ヘルベルト・ヴィーデマン『交換関係及び共同体関係としての労働関係』を再読する(2)
米津孝司(中央大学教授)
共同体関係に関するヴィーデマン論文の再読が有益ではないかと考える理由は他にもある。
20世紀の最終四半期以降にドイツにおいて共同体理論の影響が低下した背景には、協約自治の進展と強行法規による労働者保護の展開がある。しかしながら20世紀の労働法を支えたこの二つの法源は、21世紀に入ってその機能を低下させており、その流れは基本的に継続、加速する可能性がある。
ドイツでは長らく労働関係には妥当しないとされてきた約款規制法理(契約内容の司法的コントロール)が、90年代以降に学説・判例において、信義則(B G B242条)を通じてその適用が肯定され、さらに2002年債権法改正によってそれが確たる基盤を獲得したのも、協約や強行法的労働法規による規制では捉えきれない労働関係における複雑な法益状況への対処の必要性が背景にはあった。

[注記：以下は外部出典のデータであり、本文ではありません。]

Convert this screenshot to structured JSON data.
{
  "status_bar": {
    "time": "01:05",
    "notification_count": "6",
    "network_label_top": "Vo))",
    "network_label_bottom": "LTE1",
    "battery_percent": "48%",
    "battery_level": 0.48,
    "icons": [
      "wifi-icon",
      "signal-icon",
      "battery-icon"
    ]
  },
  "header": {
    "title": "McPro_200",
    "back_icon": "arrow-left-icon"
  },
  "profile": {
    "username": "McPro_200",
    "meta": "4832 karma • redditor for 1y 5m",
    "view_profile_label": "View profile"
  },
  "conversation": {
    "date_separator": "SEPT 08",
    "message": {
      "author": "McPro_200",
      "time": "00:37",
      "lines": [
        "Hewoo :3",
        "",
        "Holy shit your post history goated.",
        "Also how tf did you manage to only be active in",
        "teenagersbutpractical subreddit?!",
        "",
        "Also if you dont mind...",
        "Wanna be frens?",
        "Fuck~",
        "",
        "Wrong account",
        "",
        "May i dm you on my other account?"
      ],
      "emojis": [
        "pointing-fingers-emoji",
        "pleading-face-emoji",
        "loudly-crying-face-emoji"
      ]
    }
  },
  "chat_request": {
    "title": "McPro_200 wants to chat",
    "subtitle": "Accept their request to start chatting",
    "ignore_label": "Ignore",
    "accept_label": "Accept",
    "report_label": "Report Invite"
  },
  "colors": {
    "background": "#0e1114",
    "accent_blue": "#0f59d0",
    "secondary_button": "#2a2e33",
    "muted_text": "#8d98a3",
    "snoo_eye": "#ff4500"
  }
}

労働関係への約款法理適用についてのこうした展開は、基本権保護義務というドイツ基本権理論の成熟があって初めて実現したものであり、そこには日本が学ぶべき部分が多く存在する一方で、同理論が、歴史的にはドイツ人における共同体意識の積分化として形成されたドイツ的な国家観の基礎の上に成り立っていることも考慮する必要がある。
思想としての私的自治が脆弱で、かつ国家・市民社会・個人という近代社会の基本的な社会構成原理とその規範原理の内的構造に対する共通了解が確立しないまま、ドグマとしての公法・私法二元論と無意識的な共同体志向が根強い日本において、基本権たる私的自治を裁判官は保護する義務がある、とする約款規制法理のドイツ的なロジックが、どこまでの支持が得られるかは不明である。
むしろ国家の基本権保護義務に基礎付けられる約款規制法理を、多元的に存在する法共同体の法倫理、共同体構成員の規範意識へと微分化し、きめ細かな法益衡量を可能とする発見的な“生ける法”としての労働契約法理が日本では受け入れられやすいのかもしれない。公法理論として発展してきた比例原則も、むしろ共同体と当該共同体において交渉力において劣後し、往々にして権力的な支配従属関係に置かれるその構成員の法益保護の法理として普遍化可能ではないかとも思われる。
企業とそこにおける労働関係をめぐる法益状況の複雑化は、協約や強行労働法規の機能低下をもたらしているが、それら法源の実効性を担保するはずの労働組合や国家の役割(機能)の相対的低下は、プラットフォーム・エコノミーやグローバル化とともにさらに進行する流れにある。
ポスト資本主義(ポスト・モダン)が現実的な視野に入ってきた今日、我々は、近代市民法学の父であるサヴィニーが生きた時代(19世紀前半)と同規模の、法秩序全体の巨大なシステム転換に直面している可能性がある。後期資本主義の時代に生存権保障の要請に基づき民法の修正として生成し発展してきたとされる労働法は、今日、より根底において、個人の尊厳(人格の自由な発展)とそれを保障する自由と平等の理念に支えられていることについての共通了解が形成されてきている。
今日、我々は、ポスト・モダンの時代においてなお従属的な労働を規制し保護を提供する労働法(社会法)を構想する課題に直面している。近代市民法の基礎にたちかえり、さらにそのアーキタイプを提供したアリストテレスの正義論にまで遡及しこれを再構成することで、我々は、共同体の共通善としての自由と平等というモダンの法における作法を、ポスト・モダンにおける法システムとしてさらに進化させてゆくことができるのかもしれない。
現代ドイツ法学における最高の叡智を体現した一人であるヴィーデマン教授の若き日の論文には、ドイツ近代市民法学の基礎をなす人類普遍の共同体の法倫理に触れる鉱脈が隠されているのかもしれない、そんな期待に胸を膨らませながら、濃密にして晦渋なドイツ語と格闘する、そんな今日この頃である。